Standard and Poor’s is a financial services company famous for rating the creditworthiness of individuals, companies, and states. Most people would have heard of AAA ratings or of states being downgraded to AA+ and perhaps also of the S&P 500—five hundred of the largest stocks traded in the United States.
     Standard and Poor’s supposedly provides an independent analysis of the ability of the subject to pay back a loan, thus providing the lender with information and ratings on which to base the interest rate at which the money will be lent. The worse the rating, the higher the risk, and the greater the interest the subject will have to pay.
     “Sovereign credit ratings” are those provided by companies such as Standard and Poor’s to sovereign countries, such as Ireland.
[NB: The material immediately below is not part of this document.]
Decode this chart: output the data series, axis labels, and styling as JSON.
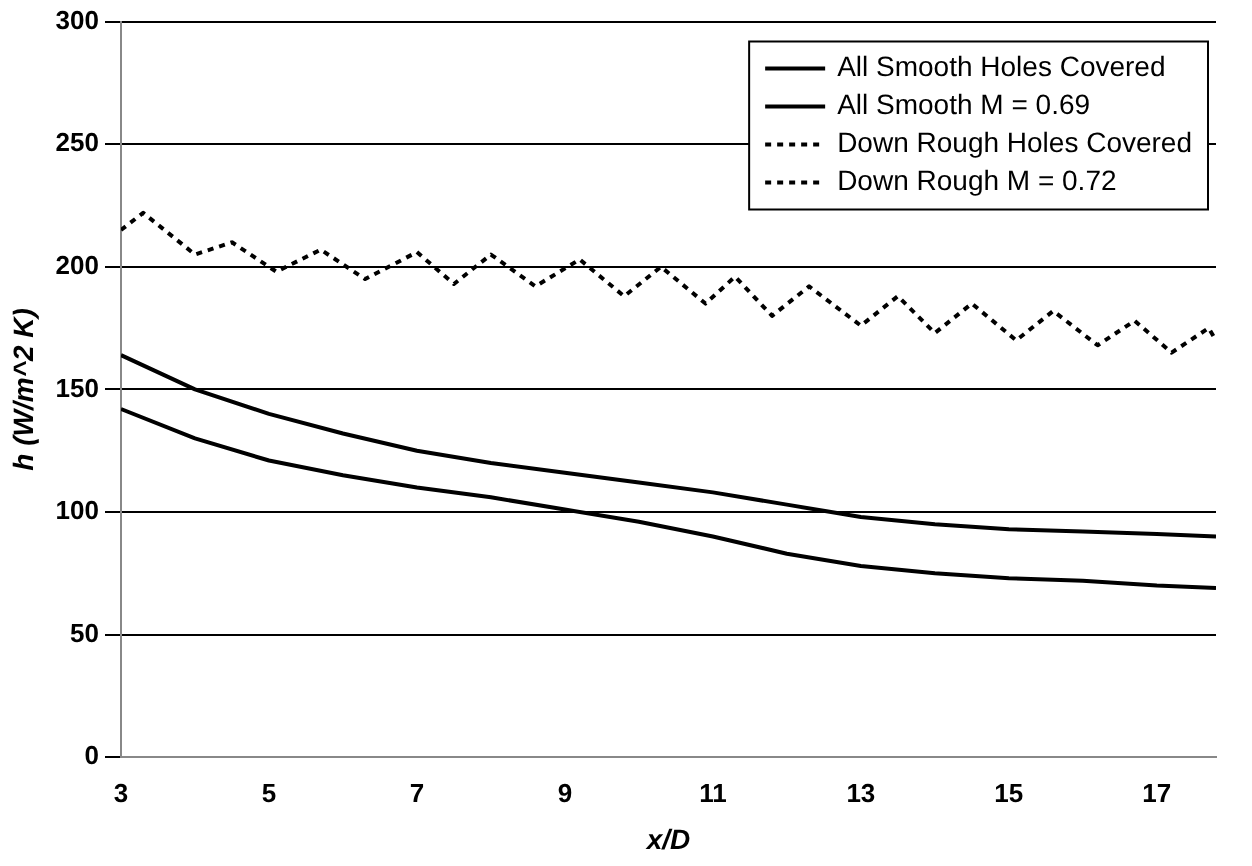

So in essence this company (a division of McGraw-Hill Inc., a publicly traded company) determines how expensive it is for the Irish Government to borrow money and so is a determining factor in the perceived necessity to raise taxes upon its citizens.
     In simple terms, the rating this agency gives Ireland affects the money in our pockets.
     In March, Standard and Poor’s downgraded Ireland’s creditworthiness from AAA to AA+ and then again in June to AA, making it harder and more expensive for the Government to borrow money. This downgrading will cost taxpayers money and is a contributing factor in the crisis in public accounts that we hear so much about. Interestingly, while public-sector workers and their unions are seen as part of the problem, the role of these rating agencies is never questioned.
     This process raises several vital questions. How sovereign are “sovereign states”? How independent are these rating agencies? And, most importantly, why (not how) did these rating agencies continually give the highest and best credit ratings to financial companies and their products that were on the brink of collapse and whose lending-capital ratios were appallingly skewed?
     Clearly, “sovereign states” are not in fact sovereign and the sole determiners in matters of national importance, such as the fairest way to rebuild our economy. They are subject to massive, unaccountable and uncontrollable outside interference from non-elected agencies.
     Interestingly, Standard and Poor’s was brought before a US Congressional committee to explain its poor standard in credit-rating, and failed to convince. Yet months later it is still given media attention and serious consideration, is still a determinant of interest rates on loans, arguably forced Brown’s Cabinet reshuffle in Britain, and in April 2009 called for “new faces” in the Irish Government—a blatant attempt to directly interfere in our affairs (although they may have been right about that!).
     But truly, how independent are they, structurally, and the individuals involved? They are a financial services agency; without the financial services and complex structures and procedures they would cease to exist. They are owned by a publicly traded company and so are invested in the maintenance of capitalism.
     The individuals involved all comePoor standards and credit ratings! from the transnational business world. The president, Deven Sharma, worked for an American “security and homeland defence consultancy” and before that for Dresser Industries, an oil production technology firm.
     So the question is not how they got it so wrong when they gave institutions like Lehman Brothers AAA ratings—including its derivative products, until finally seriously downgrading them on the 9th of September 2008, only seven days before it applied for bankruptcy—but why. And the answer is simple. They are not independent. They are in fact dependent on and a product of the financialisation of capitalism that we have witnessed over the last decades.